Spacex has twelfth successful launch and musings on reuse, refueling and geosynch orbits

SpaceX delivered another commercial communications satellite to orbit early Sunday, completing its second launch in just over a month for Hong Kong-based AsiaSat.

SpaceX confirmed the rocket deployed its payload as planned 32 minutes into the flight, earning the Falcon 9 a 12th successful flight in as many tries since 2010.

Because the launch was to a high orbit more than 20,000 miles up, the Falcon 9 booster did not have enough extra fuel for SpaceX to try flying it back to a soft ocean landing for recovery.

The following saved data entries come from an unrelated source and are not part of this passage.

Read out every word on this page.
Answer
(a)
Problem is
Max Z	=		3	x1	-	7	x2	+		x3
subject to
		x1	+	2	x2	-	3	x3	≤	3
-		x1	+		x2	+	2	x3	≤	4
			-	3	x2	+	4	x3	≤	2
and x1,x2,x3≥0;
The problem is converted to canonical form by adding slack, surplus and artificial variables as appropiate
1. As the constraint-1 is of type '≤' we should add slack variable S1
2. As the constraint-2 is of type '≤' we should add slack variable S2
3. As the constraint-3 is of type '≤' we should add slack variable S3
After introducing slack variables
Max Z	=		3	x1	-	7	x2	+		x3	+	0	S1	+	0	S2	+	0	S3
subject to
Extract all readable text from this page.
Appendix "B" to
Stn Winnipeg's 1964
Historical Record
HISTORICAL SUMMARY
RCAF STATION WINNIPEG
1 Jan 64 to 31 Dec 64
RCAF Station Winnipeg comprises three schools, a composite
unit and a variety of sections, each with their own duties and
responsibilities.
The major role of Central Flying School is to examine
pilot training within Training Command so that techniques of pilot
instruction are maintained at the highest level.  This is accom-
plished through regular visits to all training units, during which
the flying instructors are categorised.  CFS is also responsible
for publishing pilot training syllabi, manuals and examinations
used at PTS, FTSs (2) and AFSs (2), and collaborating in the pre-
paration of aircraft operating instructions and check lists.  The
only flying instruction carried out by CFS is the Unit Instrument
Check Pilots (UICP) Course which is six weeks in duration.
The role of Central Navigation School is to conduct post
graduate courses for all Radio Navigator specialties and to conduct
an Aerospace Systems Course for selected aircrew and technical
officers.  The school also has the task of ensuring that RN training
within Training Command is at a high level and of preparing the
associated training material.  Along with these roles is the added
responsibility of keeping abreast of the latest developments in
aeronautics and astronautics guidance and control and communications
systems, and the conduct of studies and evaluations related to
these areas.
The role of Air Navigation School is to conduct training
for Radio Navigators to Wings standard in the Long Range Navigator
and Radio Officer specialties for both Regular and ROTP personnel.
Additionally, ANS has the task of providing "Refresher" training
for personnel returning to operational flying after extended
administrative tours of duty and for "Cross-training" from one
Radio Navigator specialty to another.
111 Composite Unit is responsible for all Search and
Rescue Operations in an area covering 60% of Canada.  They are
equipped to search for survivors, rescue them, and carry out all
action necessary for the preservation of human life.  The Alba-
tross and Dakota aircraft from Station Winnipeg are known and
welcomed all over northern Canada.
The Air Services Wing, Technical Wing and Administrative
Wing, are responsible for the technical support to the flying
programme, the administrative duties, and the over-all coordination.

Goatguy noted that the not enough fuel for reuse from Geosync

Did not “have enough extra fuel” to fly back.

“I told you so” would be both childish and appropriate.

Really – I [Goatguy] think all the compromises that deal with returnable launch vehicles require “mass, mass, and more mass” – whether as with the space-shuttle that mass was a combination of high-durability titanium for the solid-rocket-boosters (which were both recoverable, and re-useable after substantial remanufacture), and the space-shuttles mass-invested-in-wings-and-heat-shield-tiles … or, if it is invested in heat-shields for the “wrong way pointed” engines as they come hurling through the atmosphere, firing to decelerate, requiring the mass of fuel to accomplish the braking maneuver.

Mass, is mass.

And the point there is, that the venerable (and let’s be honest: totally, completely awesome, technologically!) Space Shuttle supposedly couldn’t be made economical because its launch cost was too high, because it promise of fly, land, recondition, repeated cycle was too expensive, because things got damaged (those darn tiles) along the way back, and so on. And it required all that stuff because it was WAY more massive (as a return vehicle) because it had to house all the goodies, and a big arm, and a bunch of engines, and all the rest. Yet, we must assume that hundreds, if not thousands of simulations of mission, refueling, reconditioning, timing and costing were done; maybe there are arbitrary things in the design of a Space Program that aren’t left to the minimization or optimization of a mathematician’s integral calculus equations, but … I’m pretty sure that in the end, there are going to be some really significant problems that are as yet either unanticipated, or even more cynically, anticipated, but suppressed that will keep the “great dream” from coming to profitable, $1,000 per pound, delivered to LEO, pricing.

Nextbigfuture comment

There is the concept of fuel depots in low earth orbit. Reusable rockets could refuel in low earth orbit to go to Geosynch and back. So those users who are will to go cheaper to geosynch would use refueling or orbital tugs for final Geosynch placement.